Re: HTML Pro questions

Peter Flynn (pflynn@curia.ucc.ie)
05 Nov 1996 16:02:21 +0000 (GMT)


Date: 05 Nov 1996 16:02:21 +0000 (GMT)
From: Peter Flynn <pflynn@curia.ucc.ie>
Subject: Re: HTML Pro questions
In-reply-to: <199611051457.PAA23882@jagor.srce.hr> (Drazen.Kacar@public.srce.hr)
To: Drazen.Kacar@public.srce.hr
Cc: www-html@w3.org
Message-id: <199611051602.QAA03921@curia.ucc.ie>

   It seems I'll be in charge of a search service and I thought I just might
   run each page through SGML validator and display number of errors to the
   innocent user of service. HTML Pro is just what I need, but I'll have to
   make it HTML 2.0 compliant. I suppose I can do it myself. This is a
   specific project, there's no need for crippling the DTD in general. And I
   must say I like name Silmaril very much, I can see validator saying "Tears
   unnumbered ye shall shed..." :)

Elen sila lumenn' omentielvo. Go right ahead and make the changes: I'm
happy to do the same if people feel it is important to make it parse
HTML 2.0 in this way.

   I don't know exactly, I was just checking which tag has the most attributes.
   Since I'll have to parse pages before of validator, I wanted to see
   if I can store information about presence of attributes in 32 bits. In
   Lynx INPUT has 30 or 31, HTML Pro has much less.

I think I'll need to cook up a little tool for this...

   Parsing before validator is needed because I've seen a lot of pages with
   --!> thing intended for comment termination, and SGML validators don't
   generate much errors for them. Most of the document appears as a comment
   and you'll get just one error about unterminated comment. Besides, it
   would be nice to count BLINKs, IMGs without ALT and some other things.

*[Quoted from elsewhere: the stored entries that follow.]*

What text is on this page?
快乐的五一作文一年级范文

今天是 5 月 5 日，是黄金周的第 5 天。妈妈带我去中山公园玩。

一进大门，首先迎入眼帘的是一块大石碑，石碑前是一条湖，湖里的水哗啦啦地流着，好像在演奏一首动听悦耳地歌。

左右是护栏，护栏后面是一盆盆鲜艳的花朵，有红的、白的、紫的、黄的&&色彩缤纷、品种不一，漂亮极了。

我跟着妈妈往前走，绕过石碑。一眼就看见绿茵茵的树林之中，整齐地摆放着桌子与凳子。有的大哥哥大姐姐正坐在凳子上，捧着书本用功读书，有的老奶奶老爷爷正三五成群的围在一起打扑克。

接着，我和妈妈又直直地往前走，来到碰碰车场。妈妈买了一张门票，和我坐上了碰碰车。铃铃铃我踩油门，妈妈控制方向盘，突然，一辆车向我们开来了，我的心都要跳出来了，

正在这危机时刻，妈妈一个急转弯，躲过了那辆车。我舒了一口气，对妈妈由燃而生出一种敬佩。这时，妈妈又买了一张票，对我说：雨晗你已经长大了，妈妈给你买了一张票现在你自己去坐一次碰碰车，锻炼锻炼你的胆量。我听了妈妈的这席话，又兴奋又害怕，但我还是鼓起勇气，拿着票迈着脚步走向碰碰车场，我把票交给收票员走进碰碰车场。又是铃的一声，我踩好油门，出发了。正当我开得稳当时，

http://www.cast.org/bobby/ is not a parser but it picks up a LOT of 
these errors.

   Back to HTML Pro DTD. I think that DTD allows multiple TITLE elements
   and, if memory serves me well, I think some time ago I've seen a hack
   posted that would enable only one TITLE in HEAD. I call it a hack
   because my understanding of SGML was not enough to see what was going
   on there. :) But then, my SGML knowledge is very close to zero. The
   author was, I believe, Joe English. Perhaps you could incorporate it
   into HTML Pro DTD.

<!ELEMENT HEAD - O (TITLE & ISINDEX? & BASE? & META* & LINK* & NEXTID? & 
 BGSOUND? & SCRIPT? & NOSCRIPT? & STYLE? & RANGE*) 
 --<Title>Documentation header-->

This defines exactly one TITLE plus optional everything else: ? means
zero or one of them; * means zero or more of them. I think that's
right, shouldn't be any need for a hack.

///Peter